Transmission Control Protocol was designed and implemented decades ago. Today, the public network looks very different than it did back then. TCP is a brilliantly designed and implemented protocol that has served us well. However, its design principals from 35 years ago no longer apply.
TCP congestion control assumes that any error – e.g., a lost ACK – is caused by congestion. This allows TCP to be fair when sharing a critical resource. Decades ago, that made sense; today, it doesn’t. Back then, the critical resource was limited bandwidth in the core of ARPANET. Today, the core of the network is no longer a critical resource. It offers ludicrous capacity and speed. There is no need for TCP to be polite: bandwidth is plentiful.
What about the access portion of the network, that first mile / last mile technology that connects users to that ridiculously fast and capable core?
Let’s use DOCSIS 3.1 as an example. In a typical system, the Cable Modem Termination System transmits to homes in a single channel while homes transmit to the CMTS using a Time Division Multiple Access strategy on multiple channels. The key here is that you have your own dedicated upstream time slot. Your neighbor also has a dedicated time slot.
When your legacy TCP connection detects a lost packet, it assumes congestion and backs off in the name of fairness. That doesn't make much sense. To understand why, let’s go over three possibilities for the packet loss.

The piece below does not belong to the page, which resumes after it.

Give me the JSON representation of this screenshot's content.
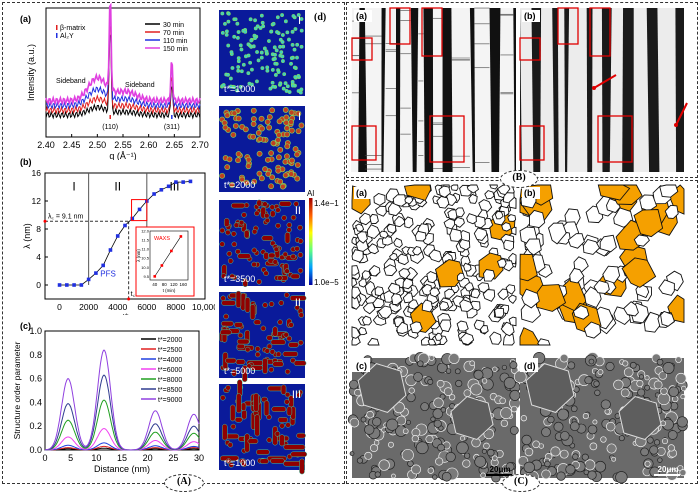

An error occurred in the core of the network. If this happens, the protocol should retransmit immediately. There is no need to wait or back off. There is no need to assume the problem occurred because of congestion. There is plenty of bandwidth in the core and there is no need to be fair.
The congestion or error occurred in the upstream direction from your house to the CMTS. The pinch point – where your congestion can occur – is limited to your upstream time slot. You may as well retransmit right away because you are only competing with yourself. An ideal solution would include QoS at the edge of your home to prioritize traffic. However, that is a different blog post.
The congestion or error occurred in the downstream direction from the CMTS to your house. In this case, you are sharing downstream bandwidth with your neighbors. Many multiservice providers implement logic in the CMTS to ensure you and your neighbors use your fair share. So again, the protocols you run should assume you are only competing with yourself and retransmit right away.
Over time, any protocol must determine the effective throughput rate. However, a modern design should not assume errors are due to congestion over a shared resource. Instead, the protocol should determine the effective throughput, quickly assuming any drop outside of the effective throughput is due to an error and not congestion.
In today's networking world, all too often you compete with yourself for bandwidth. It’s time the protocols you use optimize the bandwidth you purchase.